Come si sviluppano oggi le imprese zombie? Pandemia a parte, ad incidere è la bassa produttività che caratterizza le imprese di molti Paesi – Italia in primis -, come pure l’assenza di management nelle piccole e micro imprese, dove si naviga a vista, con scarse possibilità di pianifica il futuro. Se nelle piccole e micro aziende il management non c’è, nelle grandi è stagnante, incapace di turnover e di contaminazioni con manager acquisiti dall’esterno. Sul versante finanziario, come illustrato, ci sono spesso gli azzardi creditizi, ma anche politiche monetarie iperespansive, scelte acquisitive e fusioni azzardate, risultati economici e premi di risultato tra loro slegati. Al livello di politica industriale, i danni maggiori vengono creati da sussidi alle imprese indiscriminati, ma anche dall’incapacità di individuare i settori con alti margini di crescita e le filiere con potenzialità aggreganti.
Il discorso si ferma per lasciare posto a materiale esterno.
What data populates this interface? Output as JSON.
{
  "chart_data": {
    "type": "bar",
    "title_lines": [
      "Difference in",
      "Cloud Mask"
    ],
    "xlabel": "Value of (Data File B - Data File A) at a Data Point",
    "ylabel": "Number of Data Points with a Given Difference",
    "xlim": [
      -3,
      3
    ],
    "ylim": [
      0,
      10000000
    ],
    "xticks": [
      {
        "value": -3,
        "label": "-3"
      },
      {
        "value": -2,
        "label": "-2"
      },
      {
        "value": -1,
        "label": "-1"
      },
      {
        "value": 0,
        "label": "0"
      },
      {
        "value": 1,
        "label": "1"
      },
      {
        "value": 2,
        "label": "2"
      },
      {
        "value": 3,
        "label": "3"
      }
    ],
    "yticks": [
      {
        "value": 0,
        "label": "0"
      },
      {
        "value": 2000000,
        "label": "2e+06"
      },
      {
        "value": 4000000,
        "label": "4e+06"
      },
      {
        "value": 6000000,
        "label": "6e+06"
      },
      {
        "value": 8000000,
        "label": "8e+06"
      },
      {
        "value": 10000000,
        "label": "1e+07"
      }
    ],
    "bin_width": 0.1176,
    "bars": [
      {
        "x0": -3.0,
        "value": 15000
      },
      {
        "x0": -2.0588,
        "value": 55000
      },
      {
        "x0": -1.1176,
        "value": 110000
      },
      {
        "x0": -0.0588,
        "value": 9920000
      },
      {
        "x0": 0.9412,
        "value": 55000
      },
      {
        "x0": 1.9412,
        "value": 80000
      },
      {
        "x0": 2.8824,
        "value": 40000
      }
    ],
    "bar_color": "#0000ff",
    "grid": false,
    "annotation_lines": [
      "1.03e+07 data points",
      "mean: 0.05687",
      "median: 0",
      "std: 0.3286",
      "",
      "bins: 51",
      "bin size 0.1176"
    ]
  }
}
Se le imprese zombi costituiscono un serio problema per l’economia, occorre sapere come captarle per evitare di sostenerle. Spesso per individuare le imprese zombie si ricorre esclusivamente a dei criteri finanziari, come gli indici di solvibilità creditizia utilizzati dal sistema bancario.
Sono indicatori utili ma non esaustivi. Uno studio pubblicato dalla Banca d’Italia[5] afferma che il numero di imprese zombie esistenti varia a seconda degli indicatori di bilancio adottati. Inoltre, un terzo di esse migliora la propria posizione nell’arco di un triennio. Molte aziende in crisi potrebbero esserlo solo momentaneamente, avendo potenzialità espansive pronte ad emergere.
È per questo che agli indicatori finanziari andrebbero aggiunti altri non convenzionali, di tipo sociologico. Questo per l’esigenza di prevedere delle tendenze, anticipare degli impatti, distinguere imprese con performance strutturali negative da quelle in cui è in corso una transizione al new normal.
Una soluzione potrebbe essere quella di studiare la temporalità d’impresa. Spesso le aziende zombie navigano in una dimensione presentistica. Assolutizzano il presente. Non hanno nessuna cognizione del passato e del futuro. Le imprese zombie vivono nei qui e ora. Amano Orazio, anche se nel modo sbagliato. È il loro presentismo che impedisci di muoversi, di superare una condizione di staticità radicale. Una ricerca orientata all’individuazione di indicatori temporali potrebbe allora integrare le analisi finanziarie delle imprese zombie, per andare oltre la situazione patrimoniale attuale e individuare la situazione temporale futura. Del resto è stato un guru dell’economia d’impresa, George Stalk[6], a ritenere la temporalità d’impresa uno degli elementi fondamentali per capire l’evoluzione di un trend economico.
Note
[1] Svimez e Mediocredito, Fondo di garanzia per le PMI. Il sostegno alla liquidità delle imprese nell’emergenza Covid-19, report, 2021.
[2] Romano G. e Schivardi F., Imprese “zombie”: quante sono davvero, Lavoce.info, 05/03/2021.
[3] Coballaro R., T. Hoshi ed A. Kashyap Zombie Lending and Depressed Restructuring in Japan, NBER Working Papers 12129, National Bureau of Economic Research, Inc., 2006.
[4] McGowan M. A., Andrews D. e Millot V., The Walking Dead? Zombie Firms and Productivity Performance in OECD Countries, OECD Economics Department Working Papers No. 1372, 2027.
[5] Rodano G. ed E. Sette E., Zombie firms in Italy: a critical assessment, Banca d’Italia Eurosistema, Special paper, Number 483, January 2019.
[6] Stalk G. Jr., Time: the next source of competitive advantage, Harvard Business Review, 1988.